神社から注文9メートルのしめ飾りも 張り切るお年寄りたち

2020年12月09日 のニュース

 高齢者に働く機会と生きがいを提供している京都府福知山市昭和新町の市シルバー人材センター(中里嘉久理事長)で、正月のしめ飾り作りが進められている。「ごぼう」「めがね」「輪飾り」など一般的なもの、神社からの特注品など多くの種類を毎日作っていて、23日までに合計約2500本を仕上げる。

 シルバー人材センターは2007年から、わら細工の技を持つ会員らでしめ飾り製作委員会をつくって取り組み、今年は大槻博志委員長ら約20人が11月から作り始めた。

 材料は、三岳地区で栽培したもち米のわらを使用。バインダーで刈り取り、ビニールハウスで乾燥させて人材センターの作業場へ運び込んだ。はかまを取り、わら打ち機で柔らかくして使っている。

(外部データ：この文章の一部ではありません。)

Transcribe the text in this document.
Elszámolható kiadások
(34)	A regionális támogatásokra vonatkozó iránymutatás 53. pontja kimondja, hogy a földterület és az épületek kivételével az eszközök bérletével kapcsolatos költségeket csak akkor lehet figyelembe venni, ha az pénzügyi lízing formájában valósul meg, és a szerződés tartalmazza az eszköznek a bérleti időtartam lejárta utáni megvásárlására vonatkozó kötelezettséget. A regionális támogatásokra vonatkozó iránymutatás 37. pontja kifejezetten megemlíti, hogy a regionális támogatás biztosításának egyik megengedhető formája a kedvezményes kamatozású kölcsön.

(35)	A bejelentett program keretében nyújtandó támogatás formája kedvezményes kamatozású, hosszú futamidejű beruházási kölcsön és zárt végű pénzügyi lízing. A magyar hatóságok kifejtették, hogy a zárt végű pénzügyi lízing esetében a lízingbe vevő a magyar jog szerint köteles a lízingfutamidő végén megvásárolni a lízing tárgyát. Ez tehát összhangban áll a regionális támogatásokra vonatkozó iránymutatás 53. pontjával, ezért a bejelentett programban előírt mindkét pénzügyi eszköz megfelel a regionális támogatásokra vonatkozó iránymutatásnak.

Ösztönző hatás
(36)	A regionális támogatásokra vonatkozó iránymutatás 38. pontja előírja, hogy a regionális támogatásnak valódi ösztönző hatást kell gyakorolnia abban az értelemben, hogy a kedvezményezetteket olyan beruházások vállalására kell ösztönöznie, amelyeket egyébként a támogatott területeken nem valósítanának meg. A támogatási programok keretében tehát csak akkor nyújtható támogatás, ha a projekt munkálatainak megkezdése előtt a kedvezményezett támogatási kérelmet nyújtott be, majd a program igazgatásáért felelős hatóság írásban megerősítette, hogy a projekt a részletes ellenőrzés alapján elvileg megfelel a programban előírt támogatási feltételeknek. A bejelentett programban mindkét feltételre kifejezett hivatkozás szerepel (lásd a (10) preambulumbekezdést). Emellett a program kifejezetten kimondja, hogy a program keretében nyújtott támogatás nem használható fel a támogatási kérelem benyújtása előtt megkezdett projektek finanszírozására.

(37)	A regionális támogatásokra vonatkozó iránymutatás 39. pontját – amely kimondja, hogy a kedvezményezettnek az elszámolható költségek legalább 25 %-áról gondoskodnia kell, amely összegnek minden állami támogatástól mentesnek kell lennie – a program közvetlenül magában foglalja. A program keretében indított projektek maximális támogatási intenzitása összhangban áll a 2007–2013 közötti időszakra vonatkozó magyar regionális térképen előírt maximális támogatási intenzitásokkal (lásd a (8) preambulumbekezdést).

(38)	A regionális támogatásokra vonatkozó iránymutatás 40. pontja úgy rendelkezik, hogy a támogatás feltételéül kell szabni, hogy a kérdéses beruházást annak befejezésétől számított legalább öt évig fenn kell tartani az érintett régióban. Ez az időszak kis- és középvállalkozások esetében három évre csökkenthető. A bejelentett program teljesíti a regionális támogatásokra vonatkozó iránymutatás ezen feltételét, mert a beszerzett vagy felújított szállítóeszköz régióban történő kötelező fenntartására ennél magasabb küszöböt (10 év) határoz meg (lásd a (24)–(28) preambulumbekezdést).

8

 会員からの申し込み分のほか、事業所や京都市内の格式ある神社から注文を受けた最長9メートルのものも作る。

 寒い中だが、新型コロナウイルス感染防止対策のため窓や戸を開放。わらをなうのは素手で、あかぎれ、すり傷などと闘いながらの作業となる。ばんそうこうを巻くと滑るため使えず、帰宅後にハンドクリームを塗り込むなどして対処しているという。

 大槻委員長は「コロナで大変ですが、多くの方々の期待に応えられるよう頑張っています」と言い、渡邉満子副委員長は「みなさんが良い年を迎えられるように願いを込めて作っています」と、せっせと手を動かしていた。